Rosalie

Il était une fois un pays du nom de Ruetanidro. Nombreux étaient ceux qui l’avaient visité. A différentes époques. Les plus anciens parlaient d’un lieu avec une large colline à l’arrière, les plus jeunes le connaissait plus plat. Le temps avait érodé le paysage.  On parlait de l’effet cluster. Les artisans du village, réputés jusque dans l’Orient, avaient appris à façonner des formes graphiques et réduites grâce à des composants nouveaux. On allait au plus simple sans oublier l’esthétique. Le plus ancien habitant, appelé habitant zéro en raison de l’invention indienne du chiffre mais qui avait bel et bien existé, avait planté le premier bit. Puis deux. Un noir et un blanc. Ces derniers s’étaient multipliés par milliards et étaient devenus colorés et très mobiles. L’un de ceux-ci, plus hardi, décida de quitter   Ruetanidro. Et tout se détraqua. 

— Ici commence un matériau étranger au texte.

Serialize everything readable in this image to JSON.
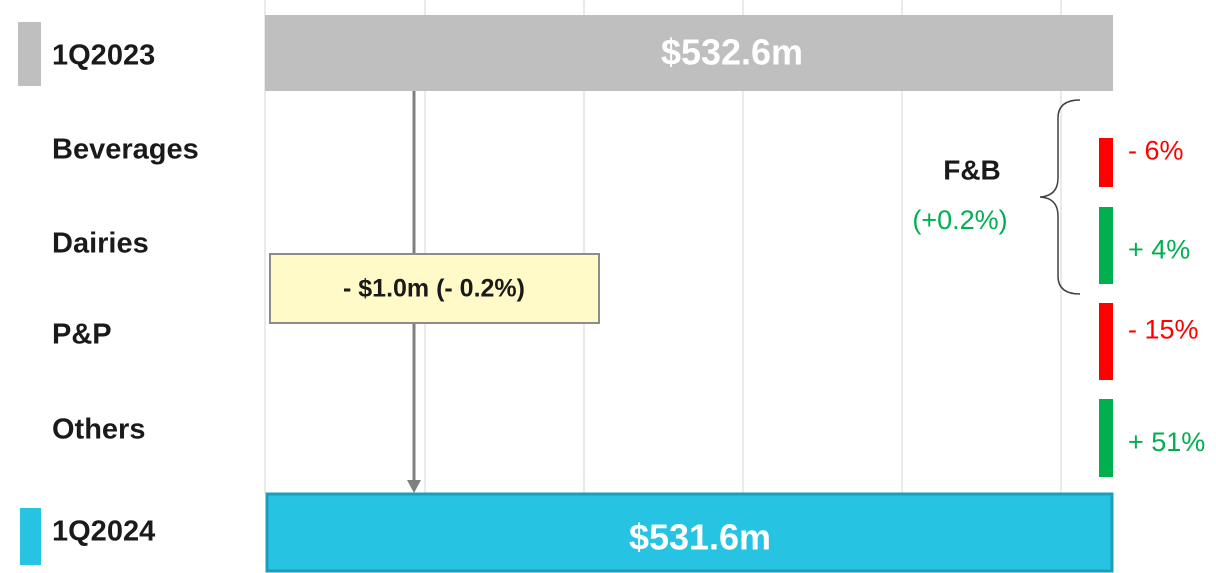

Les fils et petits-fils de l’habitant zéro ne surent ou purent le retenir. Tous les habitants, en manque d’un bit, voyaient trouble. Tous avaient des yeux rouges tendance lapin. On dut installer des barrières pour retenir les chutes et leur apprendre les gestes simples pour contourner les obstacles. Les pictogrammes devaient être refaits chaque jour de plus en plus gros.  Comme ZU pour zone urbaine en police 555 à l’entrée. On somma les habitants de retrouver le bit échappé par tous les moyens. Le standard du coroner le chef de la police (qui ne portait pas couronne mais casquette), explosa. La récompense était alléchante. Un faussaire, vite démasqué, avait même utilisé une imprimante en 3 D pour tenter de reconstituer un bit. Un autre avait bricolé dans son garage un bit avec une queue de poêle à frire et une touche de piano. L’idée, séduisante sur le papier, n’avait pas permis dans les faits de rétablir la chaîne des bits. Une partie de la population s’était réfugiée sur le Titanic, mal leur en a pris, il coula aussi sec au pôle Nord en raison de l’onde contraire. Dans le village l’inquiétude grandissait, le bit fugueur avait laissé un trou tel qu’un virus avait pu s’engouffrer dans le système. Norton, Kaspersky, Avast et quelques autres spécialistes de la sécurité furent appelés en urgence. Leurs conclusions ne convergeaient que sur un seul point : ce virus était inconnu de leurs services. Les habitants ne devaient plus cracher ni se moucher. Ils devaient s’écouvillonner les oreilles tous les jours, parler dans le micro et laver leurs touches.  Ils se prêtaient de plus ou moins bon gré à cette discipline.

C’est Rosalie qui apporta la solution. Alors qu’elle lavait son linge sur une tablette comme à son habitude, elle décida de la démonter et d’en baigner les composants dans une solution savonneuse sans oublier les pouces. Elle sacrifia, exercice ancien chez les femmes, un des éléments de sa tablette, puis greffa le bit savonné sur le plot général de Ruetanidro. La ville recouvra tout son lustre et le vaguemestre, d’un coup d’épaule, retourna la pancarte à l’entrée, où l’on put, enfin, lire à l’endroit le nom du lieu : « Ordinateur ».